May is Asian American and Pacific Islander Heritage Month, a time to recognize and celebrate the contributions of Asian Americans and Pacific Islanders to American society, history, and culture.

Asian American and Pacific Islander Heritage Month originated in 1978, when President Jimmy Carter signed a joint resolution to designate the first week of May as Asian Pacific American Heritage Week. It was later expanded to a month-long observance in 1990. The month of May was chosen to commemorate the arrival of the first Japanese immigrants to the United States on May 7, 1843, and to honor the contributions of Chinese laborers in building the transcontinental railroad, completed on May 10, 1869.

This month at McKinley, we want to feature some Asian American and Pacific Islander-owned restaurants who, with their delicious plates, invite us to dive deeper into their culture.

To read about Orlando’s Asian American and Pacific Islander-owned restaurants, click here.

  1. Plate Sushi and Chicken

Former owner and founder of Ann Arbor’s beloved Totoro Japanese Restaurant, Jane Kim,  has now launched Plate Sushi and Chicken, located at 1133 Broadway Street. The restaurant, co-owned with friend Esther Kim, offers affordable, high-quality meals. Plate’s menu boasts a range of Asian and American dishes, including Korean-fried chicken wings, bento boxes, and sushi, all presented in an American-Asian fusion style. The menu also features unique items such as kimchi fries and chicken wings served with various glazes such as soy garlic, sweet and spicy, and our favorite, honey butter. 
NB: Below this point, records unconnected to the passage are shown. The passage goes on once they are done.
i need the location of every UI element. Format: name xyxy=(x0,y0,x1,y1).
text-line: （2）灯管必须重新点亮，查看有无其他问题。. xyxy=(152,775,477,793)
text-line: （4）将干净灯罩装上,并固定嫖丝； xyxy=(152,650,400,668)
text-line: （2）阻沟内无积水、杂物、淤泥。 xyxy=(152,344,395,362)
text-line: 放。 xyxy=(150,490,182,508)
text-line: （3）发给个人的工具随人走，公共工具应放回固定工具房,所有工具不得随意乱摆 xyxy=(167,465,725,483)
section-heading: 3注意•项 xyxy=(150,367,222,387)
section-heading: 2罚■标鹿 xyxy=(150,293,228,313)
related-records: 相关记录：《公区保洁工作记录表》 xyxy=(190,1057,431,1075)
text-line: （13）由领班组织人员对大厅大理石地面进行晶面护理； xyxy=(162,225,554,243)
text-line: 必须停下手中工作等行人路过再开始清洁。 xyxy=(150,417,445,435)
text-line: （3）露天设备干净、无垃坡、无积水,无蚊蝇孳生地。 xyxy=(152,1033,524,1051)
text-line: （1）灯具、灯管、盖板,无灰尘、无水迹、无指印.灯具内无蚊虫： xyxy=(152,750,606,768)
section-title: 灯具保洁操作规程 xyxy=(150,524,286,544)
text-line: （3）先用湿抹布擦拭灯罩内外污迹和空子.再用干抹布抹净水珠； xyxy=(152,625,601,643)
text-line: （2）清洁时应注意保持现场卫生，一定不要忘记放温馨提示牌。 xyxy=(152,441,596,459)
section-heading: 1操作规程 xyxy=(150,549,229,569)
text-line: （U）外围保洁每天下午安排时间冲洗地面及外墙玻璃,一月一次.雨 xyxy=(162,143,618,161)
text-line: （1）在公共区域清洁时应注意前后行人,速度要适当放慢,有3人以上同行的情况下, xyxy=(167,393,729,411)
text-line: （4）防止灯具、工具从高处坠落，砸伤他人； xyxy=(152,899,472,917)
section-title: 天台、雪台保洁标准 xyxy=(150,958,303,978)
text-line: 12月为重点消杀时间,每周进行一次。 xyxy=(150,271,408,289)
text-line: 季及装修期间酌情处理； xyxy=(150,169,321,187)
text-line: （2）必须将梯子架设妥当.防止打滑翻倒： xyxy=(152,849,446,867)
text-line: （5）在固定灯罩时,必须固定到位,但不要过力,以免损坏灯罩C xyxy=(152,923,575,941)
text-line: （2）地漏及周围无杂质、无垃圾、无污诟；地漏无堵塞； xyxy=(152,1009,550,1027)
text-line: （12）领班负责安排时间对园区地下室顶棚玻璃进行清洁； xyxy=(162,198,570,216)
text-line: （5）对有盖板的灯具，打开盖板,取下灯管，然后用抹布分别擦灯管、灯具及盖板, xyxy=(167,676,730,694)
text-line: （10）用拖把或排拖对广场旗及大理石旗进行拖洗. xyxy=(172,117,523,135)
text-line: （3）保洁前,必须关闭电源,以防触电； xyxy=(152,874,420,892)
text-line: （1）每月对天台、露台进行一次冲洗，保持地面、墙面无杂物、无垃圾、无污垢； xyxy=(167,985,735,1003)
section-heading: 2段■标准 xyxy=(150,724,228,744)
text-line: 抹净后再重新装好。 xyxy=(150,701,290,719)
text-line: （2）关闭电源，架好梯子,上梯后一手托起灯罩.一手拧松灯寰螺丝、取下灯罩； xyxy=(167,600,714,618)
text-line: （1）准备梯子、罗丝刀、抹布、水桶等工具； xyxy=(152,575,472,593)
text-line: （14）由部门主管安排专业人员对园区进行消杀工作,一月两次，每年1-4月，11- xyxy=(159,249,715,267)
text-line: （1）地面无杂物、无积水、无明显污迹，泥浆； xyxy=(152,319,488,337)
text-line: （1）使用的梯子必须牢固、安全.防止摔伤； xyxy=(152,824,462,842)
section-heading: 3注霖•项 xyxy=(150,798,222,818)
  1. Lan City Hand Pulled Noodles

Malcolm Gin, the owner of Lan City Hand Pulled Noodles, has always been passionate about food. His love for traditional hand-pulled noodles began in Lanzhou, China, and he knew he had to share this unique dish with his hometown in Washtenaw County. Prior to opening his restaurant, Malcolm Gin gained experience running restaurants in New York and Michigan, where he learned the importance of quality cuisine. Lan City Hand Pulled Noodles is a family business, with Malcolm’s kids Cedric Gin and his sister managing the online operations. The signature noodles have a unique texture with a spicy kick, making it a fan favorite. The entire Gin family takes pride in working together and bringing delicious noodles to their community every day.

  1. Bao Boys Food Truck

LA natives Steven Choi and Brian Kim brought their Los Angeles-inspired flavors to Ann Arbor through their food truck, Bao Boys. The truck’s menu includes fried rice, the Don-Belly dish, and baos, which are sweet buns with various fillings made from white dough. Although neither Choi nor Kim have a background in the food industry, they both have a deep appreciation for food and wanted to share the foods they missed from LA with Ann Arbor. Originally, they considered offering poke, a raw fish dish but decided against it due to the increasing number of poke restaurants. The current bao menu at Bao Boys features flavors inspired by a variety of cuisines, including Brazil, El Salvador, and South Korea. According to Choi, the one thing all the menu items have in common is that “they all had to taste good with that sweet, pillow bao bun.”

  1. Ginger Deli

Let me tell you about Ginger Deli in downtown Ann Arbor, MI! This spot is all about bringing the bold, authentic flavors of traditional Vietnamese food to the masses with their own spin of creativity. Their goal is super cool – they want everyone to enjoy fresh and nourishing food that really fires up their taste buds. 

Ginger Deli’s founder, Te Phan, is a former automotive designer and classical pianist (how cool is that?). After learning his mother’s incredible recipes, he was inspired to create Ginger Deli. With his impeccable attention to detail and love for quality, he’s turned Ginger Deli into a hub for ethnic cuisine and an artistic expression all on its own. 

  1. Cardamom

Cardamom aims to blend the best of both worlds – East and West, old and new, and the familiar with the unfamiliar – through food, culture, and relationships. The restaurant is named after cardamom, the “queen” of Indian spices, which is a vital ingredient in both savory and sweet Indian dishes and reflects the essence of what they do.

Centuries of Indian food and culture have inspired Cardamom to create something uniquely Indian by taking outside influences and blending them together. Their diverse menu celebrates the richness of India’s many regions and incorporates Western-inspired dishes alongside traditional dishes influenced by Persian, Chinese, Portuguese, and British cultures.

Asian American and Pacific Islander Heritage Month is a time to celebrate the rich history, culture, and contributions of Asian Americans and Pacific Islanders to American society. By exploring and learning about their cultures through tasty dishes we can promote diversity, inclusion, and a greater appreciation of the many ways in which different communities have helped shape American history and culture.